Implement PageRank using Spark GraphX and then run some queries on it.
(1)Part-B Application-1 Question-1
Initially we associate degree with each vertices using join operation, based on degree value each edge attribute his initialized with weight 1/outdegree and vertex attributes are initialized with initial page rank values. PageRank stored as vertex attributes is updated using aggregate messages for 20 iterations.
(2)Part-B Application-2 Question-1
VertexRDD is constructed with interval number as vertexId and top-words in the interval as attributes. EdgeRDD is created filtering cartesian of vertexRDD with itself, filtering criteria is both vertices in cartesian should have at least one common attribute and their id’s should not be same (to remove self loop) . Further, we create the graph using VertexRDD and EdgeRDD.
Then we calculate number of edges having number of words in the source vertex strictly larger than the number of words in the destination vertex by applying filter on triplet view of graph based on filtering criteria that size of source vertex attribute should be greater than that of destination vertex.

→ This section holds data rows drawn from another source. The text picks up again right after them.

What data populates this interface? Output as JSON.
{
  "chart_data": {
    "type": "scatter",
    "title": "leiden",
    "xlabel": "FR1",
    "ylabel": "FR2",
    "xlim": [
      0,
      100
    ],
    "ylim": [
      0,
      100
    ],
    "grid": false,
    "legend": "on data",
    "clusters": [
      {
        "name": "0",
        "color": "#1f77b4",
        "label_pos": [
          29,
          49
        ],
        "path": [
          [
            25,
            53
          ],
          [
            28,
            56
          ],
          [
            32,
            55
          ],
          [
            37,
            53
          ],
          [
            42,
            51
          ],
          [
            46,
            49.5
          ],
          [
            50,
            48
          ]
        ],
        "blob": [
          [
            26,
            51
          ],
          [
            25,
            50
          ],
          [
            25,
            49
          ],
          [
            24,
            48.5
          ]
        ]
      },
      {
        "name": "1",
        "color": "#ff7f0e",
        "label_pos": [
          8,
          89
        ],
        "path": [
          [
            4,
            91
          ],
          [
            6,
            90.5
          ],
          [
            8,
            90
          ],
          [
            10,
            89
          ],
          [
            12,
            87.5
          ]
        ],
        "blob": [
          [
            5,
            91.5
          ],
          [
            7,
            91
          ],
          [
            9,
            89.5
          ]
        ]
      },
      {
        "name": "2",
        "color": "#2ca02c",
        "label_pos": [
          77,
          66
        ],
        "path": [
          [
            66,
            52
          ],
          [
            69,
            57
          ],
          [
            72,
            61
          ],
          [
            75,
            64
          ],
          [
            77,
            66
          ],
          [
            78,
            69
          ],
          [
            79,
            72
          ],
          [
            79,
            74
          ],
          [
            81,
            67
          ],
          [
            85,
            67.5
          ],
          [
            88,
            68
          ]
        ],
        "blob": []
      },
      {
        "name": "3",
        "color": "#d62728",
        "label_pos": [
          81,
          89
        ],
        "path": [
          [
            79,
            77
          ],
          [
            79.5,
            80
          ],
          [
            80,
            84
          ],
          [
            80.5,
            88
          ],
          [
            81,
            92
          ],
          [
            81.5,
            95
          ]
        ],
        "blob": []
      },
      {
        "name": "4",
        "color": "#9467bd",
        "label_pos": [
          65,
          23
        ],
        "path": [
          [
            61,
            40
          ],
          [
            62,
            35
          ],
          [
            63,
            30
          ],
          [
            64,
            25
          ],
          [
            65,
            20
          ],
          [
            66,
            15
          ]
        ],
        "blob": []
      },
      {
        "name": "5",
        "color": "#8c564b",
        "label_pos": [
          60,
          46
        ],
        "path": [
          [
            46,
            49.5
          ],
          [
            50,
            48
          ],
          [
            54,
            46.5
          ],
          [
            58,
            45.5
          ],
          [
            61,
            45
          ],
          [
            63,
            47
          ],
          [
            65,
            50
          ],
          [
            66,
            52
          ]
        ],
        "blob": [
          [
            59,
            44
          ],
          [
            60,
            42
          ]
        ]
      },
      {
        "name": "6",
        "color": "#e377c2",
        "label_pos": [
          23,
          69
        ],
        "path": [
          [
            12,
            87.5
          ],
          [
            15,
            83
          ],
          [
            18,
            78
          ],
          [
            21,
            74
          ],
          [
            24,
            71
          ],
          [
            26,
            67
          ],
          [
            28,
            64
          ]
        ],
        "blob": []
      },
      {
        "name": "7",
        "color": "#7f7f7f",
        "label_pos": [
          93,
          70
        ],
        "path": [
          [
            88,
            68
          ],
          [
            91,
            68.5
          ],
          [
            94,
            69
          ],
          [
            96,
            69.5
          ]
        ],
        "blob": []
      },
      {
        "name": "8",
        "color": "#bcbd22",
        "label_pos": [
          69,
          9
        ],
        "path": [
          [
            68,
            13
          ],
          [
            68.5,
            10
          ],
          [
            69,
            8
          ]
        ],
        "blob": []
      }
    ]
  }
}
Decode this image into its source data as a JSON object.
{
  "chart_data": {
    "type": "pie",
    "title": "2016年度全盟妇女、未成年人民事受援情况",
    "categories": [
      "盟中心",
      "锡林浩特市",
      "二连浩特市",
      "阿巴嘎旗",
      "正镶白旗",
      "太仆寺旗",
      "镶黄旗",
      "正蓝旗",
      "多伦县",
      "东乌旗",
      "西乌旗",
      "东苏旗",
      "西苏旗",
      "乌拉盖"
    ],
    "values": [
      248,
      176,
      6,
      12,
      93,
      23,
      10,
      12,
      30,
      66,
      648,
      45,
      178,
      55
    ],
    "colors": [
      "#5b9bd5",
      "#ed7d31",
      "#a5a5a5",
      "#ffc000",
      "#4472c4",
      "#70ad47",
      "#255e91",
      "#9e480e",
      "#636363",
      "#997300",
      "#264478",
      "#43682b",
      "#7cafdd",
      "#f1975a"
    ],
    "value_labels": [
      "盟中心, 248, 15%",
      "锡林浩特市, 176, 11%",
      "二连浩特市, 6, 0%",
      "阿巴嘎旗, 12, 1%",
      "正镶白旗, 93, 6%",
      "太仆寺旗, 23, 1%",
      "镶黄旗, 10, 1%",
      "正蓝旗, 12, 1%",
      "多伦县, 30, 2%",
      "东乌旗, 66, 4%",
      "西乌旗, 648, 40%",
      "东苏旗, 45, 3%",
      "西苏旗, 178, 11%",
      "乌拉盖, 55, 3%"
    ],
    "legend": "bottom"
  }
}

(3)Part-B Application-2 Question-2
VertexRDD is constructed with interval number as vertexId and top-words in the interval as attributes. EdgeRDD is created filtering cartesian of vertexRDD with itself, filtering criteria is both vertices in cartesian should have at least one common attribute and their id’s should not be same (to remove self loop) . Further, we create the graph using VertexRDD and EdgeRDD.
Then we find list of vertices that have the maximum number of edges if number of such vertices is 1 then the vertex is most popular vertex. If number of vertices having maximum out degree is more than we create a vertexRDD by join operation on vertices having maximum outdegree with vertices on the graph. Resultant vertexRDD is sorted based on size of attribute set. Sorted RDD is collected in an Array of vertices, vertex at end of the array is most popular vertex.
(4)Part-B Application-2 Question-3
VertexRDD is constructed with interval number as vertexId and top-words in the interval as attributes. EdgeRDD is created filtering cartesian of vertexRDD with itself, filtering criteria is both vertices in cartesian should have at least one common attribute and their id’s should not be same (to remove self loop) . Further, we create the graph using VertexRDD and EdgeRDD.
Then we calculate average number of words in neighbour vertices by calculating total number of words in neighbour vertices and count of neighbour vertices using aggregateMessage. Ratio of total number of vertices in neighbour to count of vertices is required average number of words in neighbour vertices.
(5)Part-B Extra Credit-1
VertexRDD is constructed with interval number as vertexId and top-words in the interval as attributes. EdgeRDD is created filtering cartesian of vertexRDD with itself, filtering criteria is both vertices in cartesian should have at least one common attribute and their id’s should not be same (to remove self loop) . Further, we create the graph using VertexRDD and EdgeRDD.
(6)Part-B Extra Credit-2
VertexRDD is constructed with interval number as vertexId and top-words in the interval as attributes. EdgeRDD is created filtering cartesian of vertexRDD with itself, filtering criteria is both vertices in cartesian should have at least one common attribute and their id’s should not be same (to remove self loop) . Further, we create the graph using VertexRDD and EdgeRDD.
(7)Part-B Extra Credit-3
VertexRDD is constructed with interval number as vertexId and top-words in the interval as attributes. EdgeRDD is created filtering cartesian of vertexRDD with itself, filtering criteria is both vertices in cartesian should have at least one common attribute and their id’s should not be same (to remove self loop) . Further, we create the graph using VertexRDD and EdgeRDD.